Through 8 2/3 innings, Necciai had “only” 25 strikeouts, but his catcher dropped strike three for what would have been the last out of the game, giving him an opportunity to face one more batter, who he struck out for number 27. For the game, only two batters put the ball in play. Bob Ganung grounded out to first base in the 2nd inning and Whitehead reached on an error in the 9th.

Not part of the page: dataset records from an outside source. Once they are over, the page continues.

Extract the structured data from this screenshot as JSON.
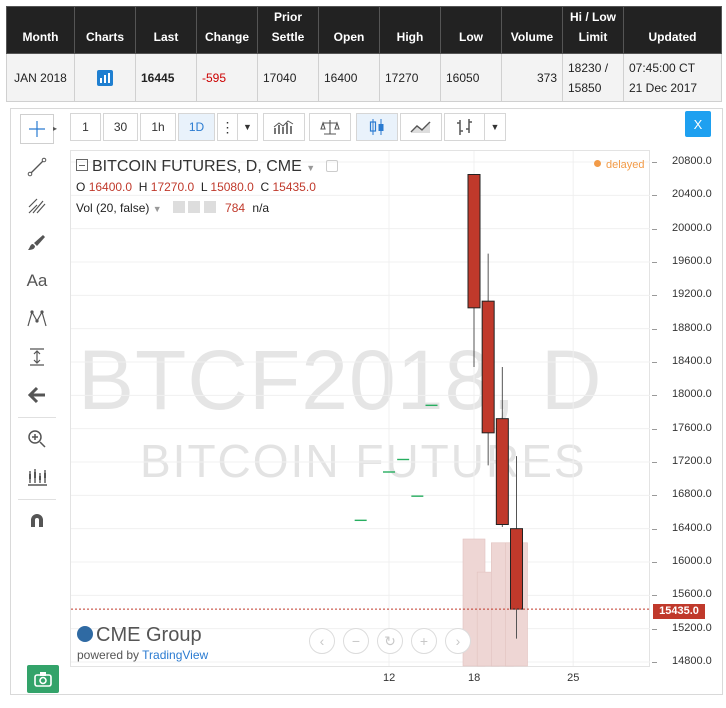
{
  "quote": {
    "headers": [
      "Month",
      "Charts",
      "Last",
      "Change",
      "Prior Settle",
      "Open",
      "High",
      "Low",
      "Volume",
      "Hi / Low Limit",
      "Updated"
    ],
    "row": {
      "month": "JAN 2018",
      "last": "16445",
      "change": "-595",
      "prior_settle": "17040",
      "open": "16400",
      "high": "17270",
      "low": "16050",
      "volume": "373",
      "limit_hi": "18230 /",
      "limit_lo": "15850",
      "updated_time": "07:45:00 CT",
      "updated_date": "21 Dec 2017"
    }
  },
  "toolbar": {
    "intervals": [
      "1",
      "30",
      "1h",
      "1D"
    ],
    "selected_interval": "1D",
    "close_label": "X"
  },
  "legend": {
    "title": "BITCOIN FUTURES, D, CME",
    "o_label": "O",
    "o_value": "16400.0",
    "h_label": "H",
    "h_value": "17270.0",
    "l_label": "L",
    "l_value": "15080.0",
    "c_label": "C",
    "c_value": "15435.0",
    "vol_label": "Vol (20, false)",
    "vol_value": "784",
    "vol_na": "n/a"
  },
  "status": {
    "delayed": "delayed"
  },
  "watermark": {
    "symbol": "BTCF2018, D",
    "name": "BITCOIN FUTURES"
  },
  "branding": {
    "logo": "CME Group",
    "powered_prefix": "powered by ",
    "powered_link": "TradingView"
  },
  "colors": {
    "bear": "#c0392b",
    "dash": "#27ae60",
    "volume": "#eed6d4",
    "accent": "#1ea0f0"
  },
  "chart_data": {
    "type": "candlestick",
    "y_axis": {
      "ticks": [
        20800,
        20400,
        20000,
        19600,
        19200,
        18800,
        18400,
        18000,
        17600,
        17200,
        16800,
        16400,
        16000,
        15600,
        15200,
        14800
      ],
      "min": 14700,
      "max": 20950
    },
    "x_axis": {
      "ticks": [
        "12",
        "18",
        "25"
      ]
    },
    "last_price": "15435.0",
    "candles": [
      {
        "day": 10,
        "open": 16500,
        "high": 16500,
        "low": 16500,
        "close": 16500
      },
      {
        "day": 12,
        "open": 17080,
        "high": 17080,
        "low": 17080,
        "close": 17080
      },
      {
        "day": 13,
        "open": 17230,
        "high": 17230,
        "low": 17230,
        "close": 17230
      },
      {
        "day": 14,
        "open": 16790,
        "high": 16790,
        "low": 16790,
        "close": 16790
      },
      {
        "day": 15,
        "open": 17880,
        "high": 17880,
        "low": 17880,
        "close": 17880
      },
      {
        "day": 18,
        "open": 20650,
        "high": 20650,
        "low": 18340,
        "close": 19050
      },
      {
        "day": 19,
        "open": 19130,
        "high": 19700,
        "low": 17160,
        "close": 17550
      },
      {
        "day": 20,
        "open": 17720,
        "high": 18340,
        "low": 16420,
        "close": 16450
      },
      {
        "day": 21,
        "open": 16400,
        "high": 17270,
        "low": 15080,
        "close": 15435
      }
    ],
    "volume": [
      {
        "day": 18,
        "value": 1515
      },
      {
        "day": 19,
        "value": 1120
      },
      {
        "day": 20,
        "value": 1470
      },
      {
        "day": 21,
        "value": 1470
      }
    ]
  }
}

The National Association of Professional Baseball Leagues, the governing body of the minors, called it “the greatest individual performance in the history of baseball. Reporters from all over the country called, clamoring to interview the new strikeout king. The Ed Sullivan Show, CBS-TV’s Sunday night variety extravaganza, invited him to appear, but the Pirates said no. Necciai didn’t want to go, anyway. People who met him in Bristol remembered him as a polite boy who handled the sudden onslaught of fame with grace.
Necciai followed up this performance with a 24-strikeout day on May 21st before being promoted, giving him final career numbers in Bristol of 4-0 with 109 Ks in 43 innings. His ERA for Bristol was 0.42.
After dominating the Appalachian League, Necciai was promoted to the Burlington-Graham Pirates of the class B Carolina League. He dominated there as well, posting an ERA of 1.57 and striking out 172 in 136 innings, allowing only 73 hits. Burlington was the worst team in the league and had the least productive offense, so Necciai only went 7-9 for the team.
The great work in the minors earned him a call-up to the Pittsburgh Pirates, in the midst of their worst season of the 20th century. He went 1-6 with an ERA of 7.08 for the Pirates. In 54 2/3 innings, he had 32 strikeouts and gave up 33 walks. The next season he suffered an arm injury, causing him to retire one year after his record performance.
He was in the Army in 1953, spending much time in the hospital due to his bleeding ulcers. His sore arm, perhaps caused by trying to get into form too quickly after being in the Army, cost him his job with the Pirates in the spring of 1953, and while he tried comebacks in the minors in 1953 and 1955, that was it. After baseball, he became a partner in Hays, Necciai & Associates, a hunting and fishing equipment supplier, for many years.
“I was 23 years old, and it was over.” said Necciai, talking about his rotator cuff injury.